Ela pode ver a entrada da rota contribuinte [Link]/16 presente
e a rota gerada com um próximo salto de [Link].
Executando o comando show route 0/0 exact detail
mostra que as políticas de roteamento entraram em vigor no roteador R1,
e o Junos OS instala o endereço do próximo salto quando recebe a entrada de rota
BGP desejada.
Nancy executa uma etapa de verificação secundária no roteador R2.
Ela vê que o R2 instalou uma rota OSPF externa para o prefixo [Link]/0.
Com base nessa saída,
ela conclui que a política de exportação aplicada em R1
no nível de hierarquia [protocolos de exportação ospf] está funcionando
corretamente.
Bem-vindo ao módulo Gerenciar rotas marcianas.
Ao final deste módulo,
você deve ser capaz de fornecer uma visão geral dos endereços marcianos e seus
prefixos.
Os endereços marcianos são endereços de host ou de rede para os quais
todas as informações de roteamento são ignoradas.
Esses endereços nunca são instalados na tabela de roteamento
(também conhecido como base de informações de roteamento [RIB])
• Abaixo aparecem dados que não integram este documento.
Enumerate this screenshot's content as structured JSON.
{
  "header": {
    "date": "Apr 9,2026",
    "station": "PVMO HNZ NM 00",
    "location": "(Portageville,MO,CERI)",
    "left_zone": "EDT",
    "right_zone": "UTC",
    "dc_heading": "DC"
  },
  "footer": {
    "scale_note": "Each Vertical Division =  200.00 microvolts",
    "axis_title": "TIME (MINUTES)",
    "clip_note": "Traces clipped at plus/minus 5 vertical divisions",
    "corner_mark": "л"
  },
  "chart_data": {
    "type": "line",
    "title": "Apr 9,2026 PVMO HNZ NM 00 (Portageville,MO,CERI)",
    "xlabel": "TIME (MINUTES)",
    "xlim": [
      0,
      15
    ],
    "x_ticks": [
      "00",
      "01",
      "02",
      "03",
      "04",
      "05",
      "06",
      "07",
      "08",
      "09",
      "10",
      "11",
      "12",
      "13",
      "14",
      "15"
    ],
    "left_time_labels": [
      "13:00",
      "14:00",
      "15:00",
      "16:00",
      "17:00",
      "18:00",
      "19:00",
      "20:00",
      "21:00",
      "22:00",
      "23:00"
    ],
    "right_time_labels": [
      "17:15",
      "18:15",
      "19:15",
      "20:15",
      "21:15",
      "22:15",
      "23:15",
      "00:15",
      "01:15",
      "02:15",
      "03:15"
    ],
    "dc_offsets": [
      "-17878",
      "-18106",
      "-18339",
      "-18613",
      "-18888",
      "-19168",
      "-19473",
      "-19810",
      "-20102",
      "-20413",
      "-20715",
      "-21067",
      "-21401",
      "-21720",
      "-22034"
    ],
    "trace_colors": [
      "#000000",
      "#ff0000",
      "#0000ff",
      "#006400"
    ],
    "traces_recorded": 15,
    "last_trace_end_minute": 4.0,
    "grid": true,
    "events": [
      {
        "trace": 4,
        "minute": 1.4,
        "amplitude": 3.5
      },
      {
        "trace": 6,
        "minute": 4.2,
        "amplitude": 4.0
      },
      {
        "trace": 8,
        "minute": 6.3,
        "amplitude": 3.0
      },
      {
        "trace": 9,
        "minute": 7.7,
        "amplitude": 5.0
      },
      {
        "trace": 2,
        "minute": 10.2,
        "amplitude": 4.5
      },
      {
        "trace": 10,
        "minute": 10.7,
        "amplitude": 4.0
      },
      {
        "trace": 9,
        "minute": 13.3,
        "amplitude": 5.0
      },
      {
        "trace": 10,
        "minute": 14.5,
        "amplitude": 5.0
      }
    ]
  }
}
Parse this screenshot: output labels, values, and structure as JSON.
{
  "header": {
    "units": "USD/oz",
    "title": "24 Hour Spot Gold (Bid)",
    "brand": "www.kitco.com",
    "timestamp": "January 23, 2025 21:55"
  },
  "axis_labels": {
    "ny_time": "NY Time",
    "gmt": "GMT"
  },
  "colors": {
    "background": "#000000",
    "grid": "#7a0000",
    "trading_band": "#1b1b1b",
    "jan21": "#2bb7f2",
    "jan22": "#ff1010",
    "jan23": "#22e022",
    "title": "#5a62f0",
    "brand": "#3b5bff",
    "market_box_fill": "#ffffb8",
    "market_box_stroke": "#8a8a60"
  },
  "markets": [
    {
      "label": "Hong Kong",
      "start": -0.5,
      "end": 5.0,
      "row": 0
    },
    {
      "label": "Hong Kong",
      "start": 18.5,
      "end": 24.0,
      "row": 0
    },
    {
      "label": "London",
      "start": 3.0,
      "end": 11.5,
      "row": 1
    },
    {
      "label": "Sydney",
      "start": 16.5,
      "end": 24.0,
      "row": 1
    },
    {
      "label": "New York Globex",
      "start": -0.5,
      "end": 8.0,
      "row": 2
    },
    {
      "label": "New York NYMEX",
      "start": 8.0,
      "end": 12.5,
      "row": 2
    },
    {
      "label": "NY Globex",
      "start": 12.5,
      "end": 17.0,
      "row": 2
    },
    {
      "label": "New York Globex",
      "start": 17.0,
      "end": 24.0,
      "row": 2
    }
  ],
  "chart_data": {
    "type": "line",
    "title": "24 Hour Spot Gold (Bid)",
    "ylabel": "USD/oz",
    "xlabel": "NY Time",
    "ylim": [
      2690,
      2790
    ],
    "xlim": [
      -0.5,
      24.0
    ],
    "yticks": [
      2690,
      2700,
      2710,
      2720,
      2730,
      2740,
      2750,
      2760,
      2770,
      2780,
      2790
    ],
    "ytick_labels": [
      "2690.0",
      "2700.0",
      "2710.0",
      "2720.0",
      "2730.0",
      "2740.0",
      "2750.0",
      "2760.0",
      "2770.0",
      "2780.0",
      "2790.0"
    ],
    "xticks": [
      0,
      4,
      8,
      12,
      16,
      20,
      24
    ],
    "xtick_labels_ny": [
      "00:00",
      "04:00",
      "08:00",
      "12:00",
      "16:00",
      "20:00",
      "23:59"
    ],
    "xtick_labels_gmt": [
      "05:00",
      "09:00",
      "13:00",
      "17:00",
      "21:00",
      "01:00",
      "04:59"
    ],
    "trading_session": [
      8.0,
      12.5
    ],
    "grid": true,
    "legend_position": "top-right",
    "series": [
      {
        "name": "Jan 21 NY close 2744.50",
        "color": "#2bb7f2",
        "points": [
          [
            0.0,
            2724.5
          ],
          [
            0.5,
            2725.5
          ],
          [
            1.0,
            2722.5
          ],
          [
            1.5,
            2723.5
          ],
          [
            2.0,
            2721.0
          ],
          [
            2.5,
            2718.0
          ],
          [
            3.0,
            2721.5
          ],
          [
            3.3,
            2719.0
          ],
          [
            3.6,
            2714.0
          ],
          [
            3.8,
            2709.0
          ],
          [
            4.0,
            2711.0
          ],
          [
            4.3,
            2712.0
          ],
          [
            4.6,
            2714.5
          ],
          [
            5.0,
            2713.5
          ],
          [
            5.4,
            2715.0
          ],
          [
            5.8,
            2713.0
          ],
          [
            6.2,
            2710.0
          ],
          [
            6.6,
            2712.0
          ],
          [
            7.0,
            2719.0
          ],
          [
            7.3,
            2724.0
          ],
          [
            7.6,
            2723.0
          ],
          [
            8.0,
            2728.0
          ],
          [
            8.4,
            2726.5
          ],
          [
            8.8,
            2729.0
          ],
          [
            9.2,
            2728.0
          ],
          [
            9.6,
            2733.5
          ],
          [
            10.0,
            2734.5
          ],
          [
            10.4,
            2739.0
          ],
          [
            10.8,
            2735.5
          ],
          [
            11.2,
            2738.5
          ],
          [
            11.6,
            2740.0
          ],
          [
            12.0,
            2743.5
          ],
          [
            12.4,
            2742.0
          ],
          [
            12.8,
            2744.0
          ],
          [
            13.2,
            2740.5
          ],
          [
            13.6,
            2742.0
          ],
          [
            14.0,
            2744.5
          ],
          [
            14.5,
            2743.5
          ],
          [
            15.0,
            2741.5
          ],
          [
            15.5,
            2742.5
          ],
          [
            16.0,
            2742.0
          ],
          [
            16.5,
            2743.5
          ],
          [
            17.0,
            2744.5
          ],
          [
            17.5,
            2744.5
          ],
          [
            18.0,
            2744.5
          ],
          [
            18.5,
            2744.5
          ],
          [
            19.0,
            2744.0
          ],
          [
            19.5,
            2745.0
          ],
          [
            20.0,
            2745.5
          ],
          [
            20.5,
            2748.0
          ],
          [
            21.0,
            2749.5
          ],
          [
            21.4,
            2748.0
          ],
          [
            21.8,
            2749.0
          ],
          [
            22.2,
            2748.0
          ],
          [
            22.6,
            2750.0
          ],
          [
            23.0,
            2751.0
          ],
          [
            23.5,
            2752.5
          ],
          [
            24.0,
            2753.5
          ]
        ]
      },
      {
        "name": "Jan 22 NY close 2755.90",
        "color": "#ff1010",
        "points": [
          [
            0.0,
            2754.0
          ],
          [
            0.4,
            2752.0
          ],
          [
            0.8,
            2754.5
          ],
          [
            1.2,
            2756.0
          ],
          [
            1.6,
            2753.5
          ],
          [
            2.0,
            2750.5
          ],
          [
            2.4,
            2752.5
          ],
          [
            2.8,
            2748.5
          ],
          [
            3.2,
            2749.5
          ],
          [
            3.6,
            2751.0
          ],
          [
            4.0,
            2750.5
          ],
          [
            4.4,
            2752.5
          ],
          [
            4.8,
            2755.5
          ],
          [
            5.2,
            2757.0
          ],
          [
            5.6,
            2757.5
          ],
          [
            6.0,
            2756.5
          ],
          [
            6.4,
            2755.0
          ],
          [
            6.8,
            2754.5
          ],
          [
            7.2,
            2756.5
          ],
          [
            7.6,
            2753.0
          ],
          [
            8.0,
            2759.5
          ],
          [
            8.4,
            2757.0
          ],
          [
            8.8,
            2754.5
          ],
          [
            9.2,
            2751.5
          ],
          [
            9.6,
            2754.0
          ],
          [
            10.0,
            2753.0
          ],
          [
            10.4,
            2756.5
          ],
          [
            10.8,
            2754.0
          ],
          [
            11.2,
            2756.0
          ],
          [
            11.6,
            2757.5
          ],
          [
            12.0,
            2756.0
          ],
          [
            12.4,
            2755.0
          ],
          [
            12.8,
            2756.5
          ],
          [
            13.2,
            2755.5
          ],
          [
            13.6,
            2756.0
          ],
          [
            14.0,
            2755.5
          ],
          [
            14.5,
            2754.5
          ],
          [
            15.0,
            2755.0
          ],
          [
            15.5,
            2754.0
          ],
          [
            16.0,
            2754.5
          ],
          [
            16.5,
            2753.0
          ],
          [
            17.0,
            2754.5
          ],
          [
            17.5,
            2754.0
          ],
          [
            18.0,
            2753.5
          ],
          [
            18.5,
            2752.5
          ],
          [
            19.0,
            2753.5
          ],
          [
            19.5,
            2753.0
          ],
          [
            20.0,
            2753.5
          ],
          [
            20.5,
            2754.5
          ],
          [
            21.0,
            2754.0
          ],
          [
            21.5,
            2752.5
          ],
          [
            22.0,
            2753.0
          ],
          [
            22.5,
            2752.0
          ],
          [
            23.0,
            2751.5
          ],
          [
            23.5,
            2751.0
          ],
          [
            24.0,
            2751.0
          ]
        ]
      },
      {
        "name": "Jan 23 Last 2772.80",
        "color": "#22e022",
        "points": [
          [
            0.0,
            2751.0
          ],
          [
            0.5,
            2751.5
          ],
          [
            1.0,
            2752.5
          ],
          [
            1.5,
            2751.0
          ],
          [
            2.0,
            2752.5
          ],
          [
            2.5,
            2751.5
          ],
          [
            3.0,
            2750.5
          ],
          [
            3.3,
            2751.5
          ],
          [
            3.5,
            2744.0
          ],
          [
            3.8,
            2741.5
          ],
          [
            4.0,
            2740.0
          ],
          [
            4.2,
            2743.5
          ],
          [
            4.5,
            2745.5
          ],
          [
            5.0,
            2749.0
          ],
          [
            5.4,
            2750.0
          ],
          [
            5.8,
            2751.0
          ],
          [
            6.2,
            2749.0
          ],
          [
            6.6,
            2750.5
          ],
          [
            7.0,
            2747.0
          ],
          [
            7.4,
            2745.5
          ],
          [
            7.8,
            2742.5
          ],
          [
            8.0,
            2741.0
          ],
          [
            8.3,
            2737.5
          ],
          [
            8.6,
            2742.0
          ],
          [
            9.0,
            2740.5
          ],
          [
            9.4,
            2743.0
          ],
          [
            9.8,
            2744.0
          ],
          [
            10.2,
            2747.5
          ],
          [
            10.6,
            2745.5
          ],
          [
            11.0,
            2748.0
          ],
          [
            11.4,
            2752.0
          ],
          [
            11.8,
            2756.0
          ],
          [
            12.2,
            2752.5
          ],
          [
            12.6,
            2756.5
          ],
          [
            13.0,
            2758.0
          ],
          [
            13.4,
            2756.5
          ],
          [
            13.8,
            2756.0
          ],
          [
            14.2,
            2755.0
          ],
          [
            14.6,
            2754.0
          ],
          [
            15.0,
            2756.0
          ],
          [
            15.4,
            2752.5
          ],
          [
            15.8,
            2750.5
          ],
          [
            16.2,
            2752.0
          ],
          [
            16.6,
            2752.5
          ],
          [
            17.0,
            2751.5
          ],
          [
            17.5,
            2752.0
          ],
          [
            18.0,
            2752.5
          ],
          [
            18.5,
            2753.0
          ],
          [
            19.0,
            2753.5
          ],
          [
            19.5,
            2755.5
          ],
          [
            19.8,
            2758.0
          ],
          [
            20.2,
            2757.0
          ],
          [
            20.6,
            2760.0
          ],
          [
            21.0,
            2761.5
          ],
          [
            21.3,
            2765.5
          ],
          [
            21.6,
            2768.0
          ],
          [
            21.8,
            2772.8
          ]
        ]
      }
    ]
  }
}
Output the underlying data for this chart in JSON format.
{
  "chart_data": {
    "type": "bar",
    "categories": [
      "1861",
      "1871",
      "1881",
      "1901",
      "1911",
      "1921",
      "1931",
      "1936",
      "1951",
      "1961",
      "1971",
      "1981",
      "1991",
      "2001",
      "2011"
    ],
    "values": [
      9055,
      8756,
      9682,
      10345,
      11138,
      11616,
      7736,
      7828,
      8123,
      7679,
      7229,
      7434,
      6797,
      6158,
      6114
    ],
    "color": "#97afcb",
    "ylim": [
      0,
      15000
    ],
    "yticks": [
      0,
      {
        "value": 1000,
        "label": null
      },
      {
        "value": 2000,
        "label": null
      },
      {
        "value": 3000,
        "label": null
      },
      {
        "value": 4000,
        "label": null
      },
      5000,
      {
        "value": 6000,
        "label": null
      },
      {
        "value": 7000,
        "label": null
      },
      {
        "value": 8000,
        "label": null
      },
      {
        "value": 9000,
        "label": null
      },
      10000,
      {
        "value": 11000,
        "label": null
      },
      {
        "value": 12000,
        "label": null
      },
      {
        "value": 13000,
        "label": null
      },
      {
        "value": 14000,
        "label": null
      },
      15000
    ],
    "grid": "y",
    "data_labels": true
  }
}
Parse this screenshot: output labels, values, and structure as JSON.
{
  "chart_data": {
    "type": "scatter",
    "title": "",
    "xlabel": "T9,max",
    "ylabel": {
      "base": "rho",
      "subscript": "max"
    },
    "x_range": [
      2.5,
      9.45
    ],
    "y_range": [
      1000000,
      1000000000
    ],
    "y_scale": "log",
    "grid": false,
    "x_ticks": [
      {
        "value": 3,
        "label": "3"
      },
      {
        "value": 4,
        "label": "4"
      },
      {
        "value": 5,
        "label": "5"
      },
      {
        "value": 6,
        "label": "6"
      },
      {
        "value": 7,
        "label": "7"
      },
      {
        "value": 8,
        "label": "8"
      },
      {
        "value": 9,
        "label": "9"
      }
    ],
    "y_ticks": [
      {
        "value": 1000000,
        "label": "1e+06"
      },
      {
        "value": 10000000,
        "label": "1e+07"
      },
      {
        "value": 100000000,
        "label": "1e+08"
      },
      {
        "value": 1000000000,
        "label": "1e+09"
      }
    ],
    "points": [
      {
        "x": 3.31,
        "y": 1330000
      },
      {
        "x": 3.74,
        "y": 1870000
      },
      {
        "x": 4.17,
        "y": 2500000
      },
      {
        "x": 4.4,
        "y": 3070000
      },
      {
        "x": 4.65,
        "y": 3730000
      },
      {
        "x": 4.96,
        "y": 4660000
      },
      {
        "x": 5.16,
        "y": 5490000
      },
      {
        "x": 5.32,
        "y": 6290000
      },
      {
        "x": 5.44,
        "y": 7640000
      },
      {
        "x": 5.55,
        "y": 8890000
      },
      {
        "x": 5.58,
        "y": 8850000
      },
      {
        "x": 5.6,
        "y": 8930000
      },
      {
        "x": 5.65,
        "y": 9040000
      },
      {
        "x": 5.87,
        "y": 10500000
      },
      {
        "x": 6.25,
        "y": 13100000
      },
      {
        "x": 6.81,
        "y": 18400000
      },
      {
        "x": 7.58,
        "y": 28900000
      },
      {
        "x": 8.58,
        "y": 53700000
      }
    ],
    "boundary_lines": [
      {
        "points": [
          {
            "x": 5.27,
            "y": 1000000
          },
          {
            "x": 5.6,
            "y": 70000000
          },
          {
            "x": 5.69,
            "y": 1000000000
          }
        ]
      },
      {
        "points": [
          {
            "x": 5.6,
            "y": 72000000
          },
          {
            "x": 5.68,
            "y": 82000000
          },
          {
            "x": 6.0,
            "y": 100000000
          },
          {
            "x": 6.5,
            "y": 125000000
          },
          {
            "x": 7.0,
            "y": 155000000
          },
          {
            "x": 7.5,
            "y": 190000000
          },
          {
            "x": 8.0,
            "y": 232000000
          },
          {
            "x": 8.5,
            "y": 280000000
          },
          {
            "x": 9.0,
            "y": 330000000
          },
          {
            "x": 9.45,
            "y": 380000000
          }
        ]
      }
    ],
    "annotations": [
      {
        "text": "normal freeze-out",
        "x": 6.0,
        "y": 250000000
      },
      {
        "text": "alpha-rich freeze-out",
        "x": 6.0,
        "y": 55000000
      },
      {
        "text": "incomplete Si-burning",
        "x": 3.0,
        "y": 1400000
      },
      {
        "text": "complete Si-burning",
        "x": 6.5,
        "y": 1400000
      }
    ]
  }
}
e são normalmente enviados por sistemas configurados incorretamente na rede
e têm endereços de destino inválidos.
No IPv4, os endereços marcianos padrão são listados aqui.
No IPv6, o endereço de loopback,
os prefixos reservados e não atribuídos do RFC 2373,
e o prefixo unicast link-local são os endereços marcianos padrão.
Dentro da hierarquia de configuração [edit routing-options martians],
você pode especificar prefixos adicionais.
Além do prefixo e da máscara de bits,
você também deve incluir um tipo de correspondência,
que é um controle de política que determina
quais rotas exatas são cobertas pela declaração de configuração.
Os seis tipos de correspondência padrão estão listados aqui.
Para ver a lista atual de endereços marcianos para todas as tabelas de roteamento,
use o comando show route martians.
Você pode filtrar a saída gerada para exibir a lista de uma tabela específica
adicionando a opção de tabela e especificando o nome da tabela necessária
conforme mostrado na saída de exemplo.
Você usa o comando allow para remover blocos de endereços IP
da lista de endereços marciana, conforme mostrado no exemplo.